Farklı üniversitelerde yapılan çalışmalar doğrultusunda, Cenevre Üniversitesi'nden araştırmacılar, araştırmaya katılan yedi katılımcıdan altısının "kan nakillerinin davranış veya değerlerde değişikliklere yol açabileceği olasılığını kabul ettiğini" belirtti.

Bilim insanları, Uluslararası Klinik Transfüzyon Tıbbı Dergisi'nde yayınlanan makalelerinde "Üç hasta, kan nakillerinin kendi davranışlarını veya değerlerini değiştirmiş olabileceğini kabul etti" diye yazdı.

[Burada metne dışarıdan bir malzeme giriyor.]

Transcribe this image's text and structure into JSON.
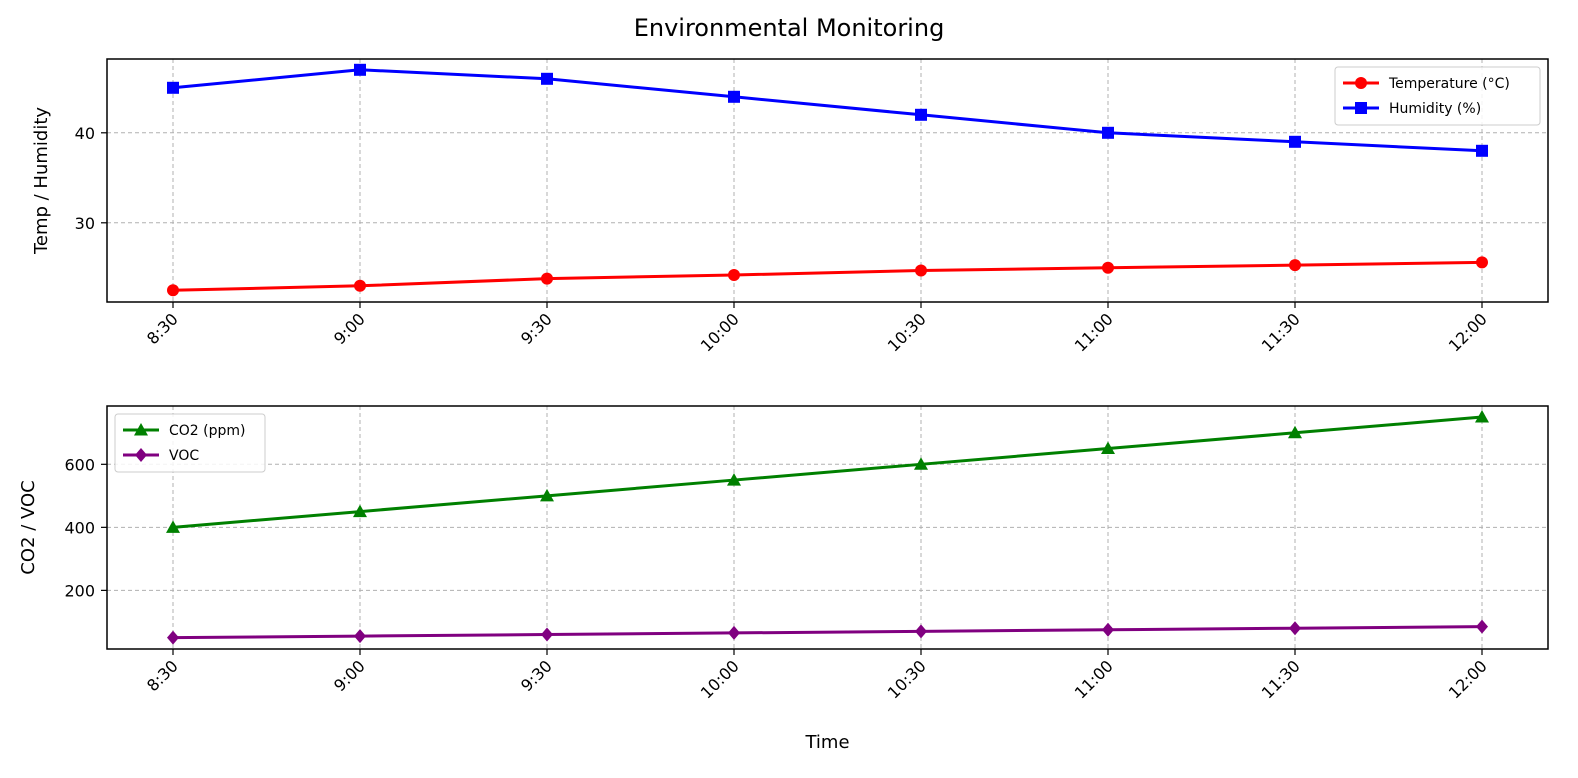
{
  "figure": {
    "title": "Environmental Monitoring"
  },
  "chart_data": [
    {
      "type": "line",
      "title": "",
      "xlabel": "",
      "ylabel": "Temp / Humidity",
      "categories": [
        "8:30",
        "9:00",
        "9:30",
        "10:00",
        "10:30",
        "11:00",
        "11:30",
        "12:00"
      ],
      "yticks": [
        30,
        40
      ],
      "ylim": [
        21.2,
        48.2
      ],
      "grid": true,
      "legend": "top-right",
      "series": [
        {
          "name": "Temperature (°C)",
          "color": "#ff0000",
          "marker": "circle",
          "values": [
            22.5,
            23.0,
            23.8,
            24.2,
            24.7,
            25.0,
            25.3,
            25.6
          ]
        },
        {
          "name": "Humidity (%)",
          "color": "#0000ff",
          "marker": "square",
          "values": [
            45,
            47,
            46,
            44,
            42,
            40,
            39,
            38
          ]
        }
      ]
    },
    {
      "type": "line",
      "title": "",
      "xlabel": "Time",
      "ylabel": "CO2 / VOC",
      "categories": [
        "8:30",
        "9:00",
        "9:30",
        "10:00",
        "10:30",
        "11:00",
        "11:30",
        "12:00"
      ],
      "yticks": [
        200,
        400,
        600
      ],
      "ylim": [
        14,
        785
      ],
      "grid": true,
      "legend": "top-left",
      "series": [
        {
          "name": "CO2 (ppm)",
          "color": "#008000",
          "marker": "triangle",
          "values": [
            400,
            450,
            500,
            550,
            600,
            650,
            700,
            750
          ]
        },
        {
          "name": "VOC",
          "color": "#800080",
          "marker": "diamond",
          "values": [
            50,
            55,
            60,
            65,
            70,
            75,
            80,
            85
          ]
        }
      ]
    }
  ]
}
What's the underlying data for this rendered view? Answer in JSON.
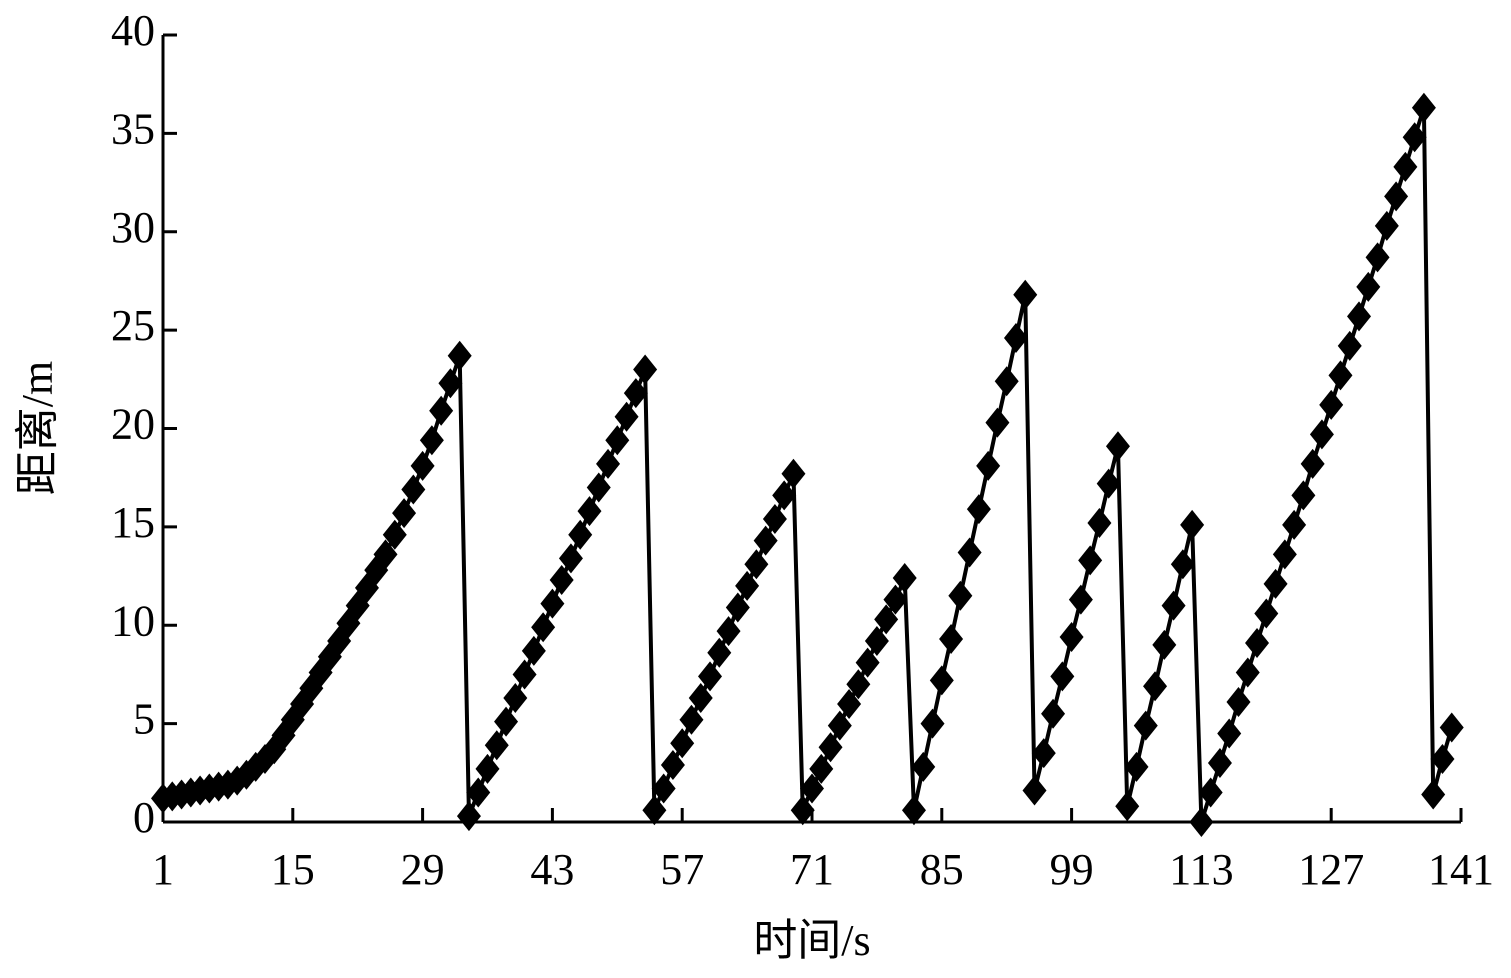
{
  "chart_data": {
    "type": "line",
    "x_label": "时间/s",
    "y_label": "距离/m",
    "x": [
      1,
      2,
      3,
      4,
      5,
      6,
      7,
      8,
      9,
      10,
      11,
      12,
      13,
      14,
      15,
      16,
      17,
      18,
      19,
      20,
      21,
      22,
      23,
      24,
      25,
      26,
      27,
      28,
      29,
      30,
      31,
      32,
      33,
      34,
      35,
      36,
      37,
      38,
      39,
      40,
      41,
      42,
      43,
      44,
      45,
      46,
      47,
      48,
      49,
      50,
      51,
      52,
      53,
      54,
      55,
      56,
      57,
      58,
      59,
      60,
      61,
      62,
      63,
      64,
      65,
      66,
      67,
      68,
      69,
      70,
      71,
      72,
      73,
      74,
      75,
      76,
      77,
      78,
      79,
      80,
      81,
      82,
      83,
      84,
      85,
      86,
      87,
      88,
      89,
      90,
      91,
      92,
      93,
      94,
      95,
      96,
      97,
      98,
      99,
      100,
      101,
      102,
      103,
      104,
      105,
      106,
      107,
      108,
      109,
      110,
      111,
      112,
      113,
      114,
      115,
      116,
      117,
      118,
      119,
      120,
      121,
      122,
      123,
      124,
      125,
      126,
      127,
      128,
      129,
      130,
      131,
      132,
      133,
      134,
      135,
      136,
      137,
      138,
      139,
      140
    ],
    "series": [
      {
        "color": "#000000",
        "values": [
          1.2,
          1.3,
          1.4,
          1.5,
          1.6,
          1.7,
          1.8,
          1.9,
          2.1,
          2.4,
          2.8,
          3.2,
          3.7,
          4.4,
          5.2,
          6.0,
          6.8,
          7.6,
          8.4,
          9.2,
          10.1,
          11.0,
          11.9,
          12.8,
          13.6,
          14.6,
          15.7,
          16.9,
          18.1,
          19.4,
          20.9,
          22.3,
          23.7,
          0.3,
          1.5,
          2.7,
          3.9,
          5.1,
          6.3,
          7.5,
          8.7,
          9.9,
          11.1,
          12.3,
          13.4,
          14.6,
          15.8,
          17.0,
          18.2,
          19.4,
          20.6,
          21.8,
          23.0,
          0.6,
          1.7,
          2.9,
          4.0,
          5.2,
          6.3,
          7.4,
          8.6,
          9.7,
          10.9,
          12.0,
          13.1,
          14.3,
          15.4,
          16.6,
          17.7,
          0.6,
          1.7,
          2.7,
          3.8,
          4.9,
          6.0,
          7.0,
          8.1,
          9.2,
          10.3,
          11.3,
          12.4,
          0.6,
          2.8,
          5.0,
          7.2,
          9.3,
          11.5,
          13.7,
          15.9,
          18.1,
          20.3,
          22.4,
          24.6,
          26.8,
          1.6,
          3.5,
          5.5,
          7.4,
          9.4,
          11.3,
          13.3,
          15.2,
          17.2,
          19.1,
          0.8,
          2.8,
          4.9,
          6.9,
          9.0,
          11.0,
          13.1,
          15.1,
          0,
          1.5,
          3.0,
          4.5,
          6.1,
          7.6,
          9.1,
          10.6,
          12.1,
          13.6,
          15.1,
          16.6,
          18.2,
          19.7,
          21.2,
          22.7,
          24.2,
          25.7,
          27.2,
          28.7,
          30.3,
          31.8,
          33.3,
          34.8,
          36.3,
          1.4,
          3.2,
          4.8
        ]
      }
    ],
    "xlim": [
      1,
      141
    ],
    "xticks": [
      1,
      15,
      29,
      43,
      57,
      71,
      85,
      99,
      113,
      127,
      141
    ],
    "ylim": [
      0,
      40
    ],
    "yticks": [
      0,
      5,
      10,
      15,
      20,
      25,
      30,
      35,
      40
    ],
    "marker": "diamond",
    "grid": false
  }
}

Araştırmacılara göre, bu çalışma, hastaların kan nakillerinin davranışlarını veya değerlerini değiştirebileceğini ve donörün belirli kişilik özelliklerinin aktarılabileceğini hissedebileceğini gösteriyor.

OLASILIK ÇOK DÜŞÜK


Princeton Üniversitesi'nde felsefe profesörü ve çalışmanın ortak araştırmacılarından biri olan Sarah-Jane Leslie, "Bilim bu olasılığı desteklemese de, insanlar hala nakillerin kişilik değişikliklerine yol açabileceğine inanıyor" dedi.

Kan naklinin potansiyel etkileri yakın zamanda, spontan beyin kanamalarıyla ilgili yeni bir çalışmada ortaya çıkarıldı.

İsveç'teki Karolinska Enstitüsü, Danimarka'daki Kopenhag Üniversitesi ve diğer kurumların araştırmasına göre, daha sonra beyin kanaması geçiren insanlardan kan nakli olan hastaların kendilerinin de aynı durumdan muzdarip olma olasılığı iki kat daha fazlaydı.

Bu durum, beynin kan damarlarında protein birikmesine neden olan damar hastalığı serebral amiloid anjiyopatinin transfüzyon yoluyla yayılarak kanamalara neden olabileceği korkusunu içeriyor.

DAHA FAZLA ARAŞTIRMAYA İHTİYAÇ VAR


Çalışmanın başyazarı Gustaf Edgren yaptığı açıklamada, "Kan nakli nispeten yaygındır, bu da olası olumsuz etkileri önemli bir halk sağlığı sorunu haline getiriyor. Ancak bu durumda kan nakli yoluyla bulaşan bir şeyden dolayı beyin kanaması geçirmeniz pek olası değil." dedi.

Cenevre Üniversitesi araştırmacıları da, kan naklinin alıcının kişiliğini değiştirebileceği teorisinin daha fazla araştırılmasının gerekli olduğunu kaydetti.